Die ÖVP ist beleidigt. Da sagt doch die Unterrichtsministerin geradeheraus, dass sie in der Bildungspolitik mehr umsetzen will, als im Arbeitsübereinkommen der Bundesregierung festgeschrieben ist. Solcher Wille zur Mehrarbeit ist höchst verdächtig, schließlich weiß man ja bei Gabriele Heinisch-Hosek, wo diese Mehrarbeit passieren soll: Die Ministerin baut unverdrossen an einem Gebäude, das Gesamtschule heißt und auch nach mehr als 40 Jahren bildungspolitischer Diskussion, etlichen organisatorischen Korrekturen und sogar der Umbenennung in Neue Mittelschule in der ÖVP nicht mehrheitsfähig ist.
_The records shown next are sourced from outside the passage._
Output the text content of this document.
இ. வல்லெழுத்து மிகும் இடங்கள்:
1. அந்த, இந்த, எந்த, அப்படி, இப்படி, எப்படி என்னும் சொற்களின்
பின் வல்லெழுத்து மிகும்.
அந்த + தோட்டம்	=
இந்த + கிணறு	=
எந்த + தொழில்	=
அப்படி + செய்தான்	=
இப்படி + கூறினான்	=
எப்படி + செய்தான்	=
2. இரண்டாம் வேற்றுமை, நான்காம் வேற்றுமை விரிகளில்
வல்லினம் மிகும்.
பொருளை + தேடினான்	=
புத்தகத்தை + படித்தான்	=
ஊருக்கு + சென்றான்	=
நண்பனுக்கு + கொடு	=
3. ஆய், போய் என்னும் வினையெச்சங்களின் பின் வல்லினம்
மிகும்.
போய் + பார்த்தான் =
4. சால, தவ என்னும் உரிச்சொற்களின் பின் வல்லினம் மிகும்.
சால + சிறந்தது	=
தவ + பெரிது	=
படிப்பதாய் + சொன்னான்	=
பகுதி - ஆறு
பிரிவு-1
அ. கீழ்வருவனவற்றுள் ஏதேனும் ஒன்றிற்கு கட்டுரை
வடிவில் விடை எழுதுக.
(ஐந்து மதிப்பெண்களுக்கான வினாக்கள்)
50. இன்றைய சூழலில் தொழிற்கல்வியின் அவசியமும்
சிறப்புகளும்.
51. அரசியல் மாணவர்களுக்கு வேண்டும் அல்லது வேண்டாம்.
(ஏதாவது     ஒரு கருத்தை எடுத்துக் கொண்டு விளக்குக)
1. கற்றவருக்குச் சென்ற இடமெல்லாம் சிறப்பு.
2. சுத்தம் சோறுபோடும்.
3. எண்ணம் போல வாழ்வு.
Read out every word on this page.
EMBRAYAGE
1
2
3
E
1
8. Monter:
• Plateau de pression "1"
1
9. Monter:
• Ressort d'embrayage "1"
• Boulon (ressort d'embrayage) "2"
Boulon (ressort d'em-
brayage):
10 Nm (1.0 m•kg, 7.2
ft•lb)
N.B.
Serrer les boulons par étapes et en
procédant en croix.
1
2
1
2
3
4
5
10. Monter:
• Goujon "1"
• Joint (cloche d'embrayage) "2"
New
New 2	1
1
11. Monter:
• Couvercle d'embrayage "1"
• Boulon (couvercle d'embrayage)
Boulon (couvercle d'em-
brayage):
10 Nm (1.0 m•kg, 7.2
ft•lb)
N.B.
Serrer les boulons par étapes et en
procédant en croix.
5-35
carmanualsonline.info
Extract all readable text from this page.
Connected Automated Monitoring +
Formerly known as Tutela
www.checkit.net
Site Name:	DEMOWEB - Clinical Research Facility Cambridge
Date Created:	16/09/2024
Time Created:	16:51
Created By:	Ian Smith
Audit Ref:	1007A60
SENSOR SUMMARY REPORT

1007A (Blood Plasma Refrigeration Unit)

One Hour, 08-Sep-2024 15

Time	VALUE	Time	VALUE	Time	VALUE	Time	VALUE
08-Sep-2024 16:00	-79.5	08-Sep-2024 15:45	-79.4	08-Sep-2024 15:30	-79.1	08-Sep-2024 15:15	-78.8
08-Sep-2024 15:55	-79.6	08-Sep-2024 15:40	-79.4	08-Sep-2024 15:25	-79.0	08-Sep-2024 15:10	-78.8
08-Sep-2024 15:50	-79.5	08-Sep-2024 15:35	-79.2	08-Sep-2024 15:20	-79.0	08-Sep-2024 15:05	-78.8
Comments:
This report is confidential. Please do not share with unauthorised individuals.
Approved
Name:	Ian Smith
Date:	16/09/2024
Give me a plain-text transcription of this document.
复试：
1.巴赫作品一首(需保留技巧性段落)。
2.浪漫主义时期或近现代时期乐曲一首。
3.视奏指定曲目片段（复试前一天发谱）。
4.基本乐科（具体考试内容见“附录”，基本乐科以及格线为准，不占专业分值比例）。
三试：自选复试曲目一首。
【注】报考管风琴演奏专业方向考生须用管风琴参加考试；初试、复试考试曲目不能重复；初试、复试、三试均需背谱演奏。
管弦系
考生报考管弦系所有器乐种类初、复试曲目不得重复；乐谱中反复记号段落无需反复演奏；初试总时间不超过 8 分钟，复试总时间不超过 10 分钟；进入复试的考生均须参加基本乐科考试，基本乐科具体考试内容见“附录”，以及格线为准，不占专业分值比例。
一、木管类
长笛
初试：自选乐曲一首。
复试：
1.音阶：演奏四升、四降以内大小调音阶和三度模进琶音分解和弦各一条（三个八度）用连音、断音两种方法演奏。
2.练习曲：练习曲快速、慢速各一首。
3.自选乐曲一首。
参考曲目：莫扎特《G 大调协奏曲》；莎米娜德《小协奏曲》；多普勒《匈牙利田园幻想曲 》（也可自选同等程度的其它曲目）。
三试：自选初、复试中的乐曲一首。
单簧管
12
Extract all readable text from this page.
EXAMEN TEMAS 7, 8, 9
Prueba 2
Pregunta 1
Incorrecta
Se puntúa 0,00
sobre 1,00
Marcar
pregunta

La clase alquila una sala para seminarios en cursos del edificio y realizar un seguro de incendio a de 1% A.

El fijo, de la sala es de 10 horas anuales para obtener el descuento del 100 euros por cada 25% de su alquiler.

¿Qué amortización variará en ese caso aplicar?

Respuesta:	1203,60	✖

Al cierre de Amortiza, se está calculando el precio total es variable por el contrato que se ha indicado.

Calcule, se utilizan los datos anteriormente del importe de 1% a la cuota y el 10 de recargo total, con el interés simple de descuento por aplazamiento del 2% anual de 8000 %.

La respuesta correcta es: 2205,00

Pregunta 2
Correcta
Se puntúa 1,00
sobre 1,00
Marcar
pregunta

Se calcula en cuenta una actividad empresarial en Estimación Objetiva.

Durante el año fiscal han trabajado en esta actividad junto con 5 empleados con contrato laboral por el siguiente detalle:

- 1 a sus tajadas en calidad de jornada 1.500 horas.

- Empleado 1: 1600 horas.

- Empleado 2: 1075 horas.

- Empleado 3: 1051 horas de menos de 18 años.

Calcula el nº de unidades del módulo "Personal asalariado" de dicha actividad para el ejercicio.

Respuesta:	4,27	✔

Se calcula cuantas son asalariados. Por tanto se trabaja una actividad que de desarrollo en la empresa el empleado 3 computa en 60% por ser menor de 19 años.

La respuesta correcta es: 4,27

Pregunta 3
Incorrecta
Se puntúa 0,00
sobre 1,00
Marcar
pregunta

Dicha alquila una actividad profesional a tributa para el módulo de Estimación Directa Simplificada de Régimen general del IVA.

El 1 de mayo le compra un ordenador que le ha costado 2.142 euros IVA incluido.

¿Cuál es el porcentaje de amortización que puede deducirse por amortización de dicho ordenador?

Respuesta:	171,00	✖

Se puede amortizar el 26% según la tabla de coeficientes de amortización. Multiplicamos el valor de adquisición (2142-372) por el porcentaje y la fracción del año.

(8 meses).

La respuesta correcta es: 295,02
Die ÖVP ist aber nun einmal der Koalitionspartner der SPÖ - obwohl vielen Sozialdemokraten (und der Mehrheit der übrigen Bevölkerung sowieso) klar ist, dass die beiden Parteien schlecht zusammenpassen. Schon gar in der Schulpolitik.

Wenn man die Schule wirklich verändern, von Grund auf verbessern wollte, dann müsste man das ganze System aufbrechen, neue Bildungsziele für eine sechsklassige Volksschule (die ja schon immer eine Gesamtschule war) und für je eine dreiklassige Mittel- und Oberstufe definieren. Dass sie sich das nicht zutrauen, haben die Koalitionspartner implizit zugegeben, als sie den Plan fallengelassen haben, eine "Orientierungsphase" für die zehn bis zwölf Jahre alten Kinder einzuführen.

Wissen die Beteiligten denn nicht, dass Bildung unser höchstes Gut ist; dass sie die beste Chance auf individuelle Entwicklung (und volkswirtschaftlich: auf allgemeinen Wohlstand) bietet?

Ja, eh. Sie sagen es ja auch in Sonntagsreden, Montagsgesprächen und bei jeder anderen sich bietenden Gelegenheit. Und sie verwechseln dennoch immer wieder Schulpolitik mit Bildungspolitik.

Es ist ja so: Während sich Schul- und Hochschulpolitik verbissen mit von Partikularinteressen überlagerten organisatorischen Fragen herumschlagen, zu denen neben der Gesamtschule auch das Lehrerdienstrecht, die Lehrerbildung und die Organisation des Wissenschaftsministeriums gehört, reicht ein wohlverstandener Bildungsbegriff viel weiter.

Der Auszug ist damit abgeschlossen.